When artist and collector Danny First built his gallery The Cabin in the backyard of his Hancock Park home in 2014, its diminutive size was part of the appeal. The space, oddly modelled on the hut where terrorist Ted Kaczynski (the Unabomber) holed up in Montana, is a high-ceilinged 10ft by 12ft structure that, even with its current show of large-scale canvases by the figurative painter Gabe Cortese, does not feel overcrowded. After seven years, First felt his programme—which also includes a month-long artist residency nearby—was ready to expand.
“I feel like I’m giving them a little bit more than The Cabin now,” First says of his revamped complex, which now includes a large gallery beneath his backyard, The Bunker, and a large podium for outdoor sculpture he christened The Fifth Plinth.
“Even for successful sculptors, it can be hard for them to display their works,” says First, whose own artistic practice includes bronze and ceramic sculptures of stylised figures. “It’s going to be fun, but also challenging to crane the pieces into the backyard.” He plans to install a new work around every six months. The first piece on the plinth, by Nathan Mabry, features a vivid blue wolf.

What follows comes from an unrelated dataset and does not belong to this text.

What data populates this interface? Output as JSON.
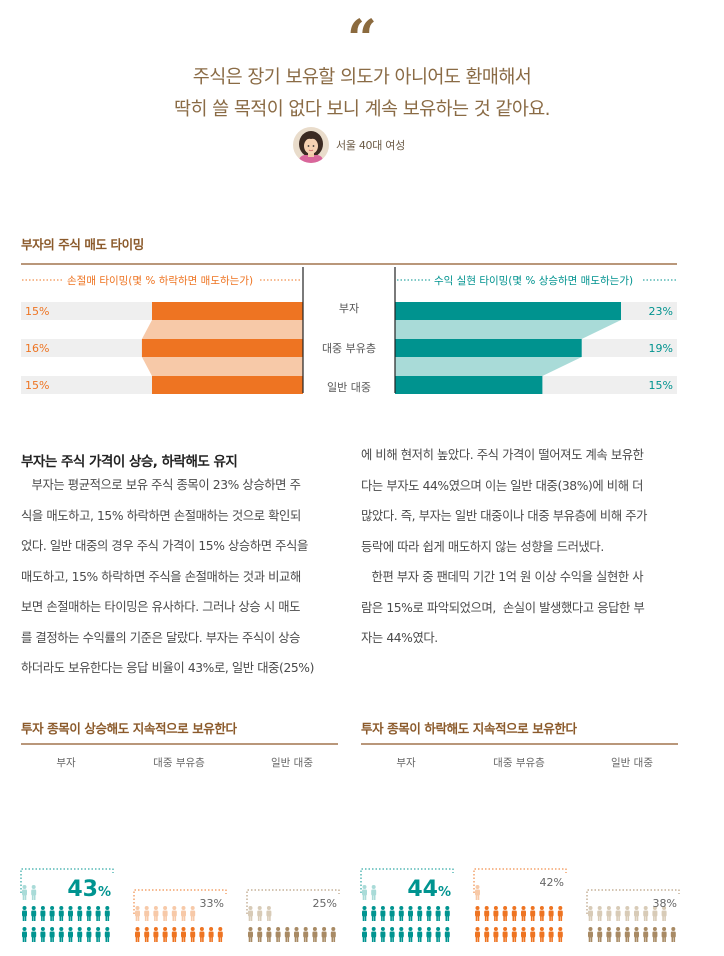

Though his gallery is very much a passion project rather than a commercial one, it has helped boost the careers of many young artists. Past shows have included the Ghanaian sensation Amoako Boafo, the conceptual artist Genevieve Gaignard (who now shows with Vielmetter Los Angeles) and painter Tunji Adeniyi-Jones, who is now represented by White Cube.
For now, First has no ambitions to expand further, but he often fields inquiries from collectors looking to create their own takes on The Cabin. “I get wealthy people asking me about starting their own residencies on their properties, and I tell them, ‘Location is really important’,” he says. “It’s a huge thing to be close to the art stores, the galleries and the museums. You can’t put them in some deserted place like Joshua Tree.”